Early in the second half, a fan right behind TFC’s bench shouted “4-2-3-1”. Despite some of the players turning back to catch a glimpse of this leather-lung, no one on the coaching staff twitched a muscle. But, in hindsight, this fan was spot-on. Toronto should have played four at the back (the four mentioned above), with Bradley and Marky Delgado transitioning the ball to three attacking midfielders in the form of Jonathan Osorio, Victor Vazquez and Lucas Janson and, as mentioned, Altidore should have been up front.

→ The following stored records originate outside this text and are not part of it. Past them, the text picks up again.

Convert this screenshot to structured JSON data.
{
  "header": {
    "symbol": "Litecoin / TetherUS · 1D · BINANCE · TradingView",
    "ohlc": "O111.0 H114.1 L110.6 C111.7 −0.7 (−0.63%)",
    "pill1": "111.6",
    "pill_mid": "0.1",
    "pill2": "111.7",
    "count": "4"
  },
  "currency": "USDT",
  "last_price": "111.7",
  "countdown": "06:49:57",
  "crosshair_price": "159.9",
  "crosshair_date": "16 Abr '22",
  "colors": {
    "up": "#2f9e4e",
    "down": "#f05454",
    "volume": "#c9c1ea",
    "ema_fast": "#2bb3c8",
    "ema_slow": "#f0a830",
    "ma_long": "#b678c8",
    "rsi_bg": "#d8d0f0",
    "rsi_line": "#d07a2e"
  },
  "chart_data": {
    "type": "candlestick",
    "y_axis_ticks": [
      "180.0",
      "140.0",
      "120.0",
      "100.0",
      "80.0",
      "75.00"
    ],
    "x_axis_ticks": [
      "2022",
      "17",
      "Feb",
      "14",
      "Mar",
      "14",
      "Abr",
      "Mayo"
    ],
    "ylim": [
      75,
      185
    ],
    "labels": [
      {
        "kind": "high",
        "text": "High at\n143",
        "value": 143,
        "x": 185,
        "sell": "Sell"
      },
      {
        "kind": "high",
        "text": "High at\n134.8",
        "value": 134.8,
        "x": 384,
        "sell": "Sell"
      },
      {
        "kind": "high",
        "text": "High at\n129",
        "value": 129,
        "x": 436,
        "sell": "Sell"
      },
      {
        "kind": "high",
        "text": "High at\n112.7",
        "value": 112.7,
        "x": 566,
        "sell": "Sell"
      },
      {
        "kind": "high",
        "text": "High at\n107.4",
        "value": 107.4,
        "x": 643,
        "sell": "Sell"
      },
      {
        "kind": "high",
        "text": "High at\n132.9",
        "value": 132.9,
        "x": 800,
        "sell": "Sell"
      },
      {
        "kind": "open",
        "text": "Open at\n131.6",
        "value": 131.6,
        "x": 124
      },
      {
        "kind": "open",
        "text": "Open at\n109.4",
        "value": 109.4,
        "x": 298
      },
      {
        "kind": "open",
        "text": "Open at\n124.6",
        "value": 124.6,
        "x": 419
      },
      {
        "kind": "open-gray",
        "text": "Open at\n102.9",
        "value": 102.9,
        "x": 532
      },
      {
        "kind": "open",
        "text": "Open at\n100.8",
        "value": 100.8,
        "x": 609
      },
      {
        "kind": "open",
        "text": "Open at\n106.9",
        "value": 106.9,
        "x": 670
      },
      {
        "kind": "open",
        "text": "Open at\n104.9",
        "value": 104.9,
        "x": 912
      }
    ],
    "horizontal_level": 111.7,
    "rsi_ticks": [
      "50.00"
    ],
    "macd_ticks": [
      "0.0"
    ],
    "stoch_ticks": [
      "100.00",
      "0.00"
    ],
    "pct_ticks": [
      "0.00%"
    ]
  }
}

The very end of the event also highlighted the club’s inability to make the right decision at the right time. Toronto FC was hosting the defending Liga MX champions. Toronto FC was fortunate enough to have the eyes of North American soccer focused on them and their stadium. Instead of demonstrating proper sportsmanship and honouring tradition, the majority of the players and coaching staff walked off the pitch and did not stay to watch the trophy presentation. That’s not right. This team needs to be better than that. To be fair, both Michael Bradley and Greg Vanney stayed. In fact, after congratulating the victors, Bradley was the only TFC player who walked to each side of the field and applauded the few (and I mean few) remaining fans. Pity that most of the squad chose not to follow the example set by their Captain and their Head Coach. Maybe they should have been forced to do so.
Perhaps that’s what this organization needs — a little more force. More force in the boardroom, more force in goal, more force on the pitch, more force to capitalize on golden opportunities like the Campeones Cup, more force to face reality and act accordingly.
Oh well... off to Red Bull Arena to catch another snipe.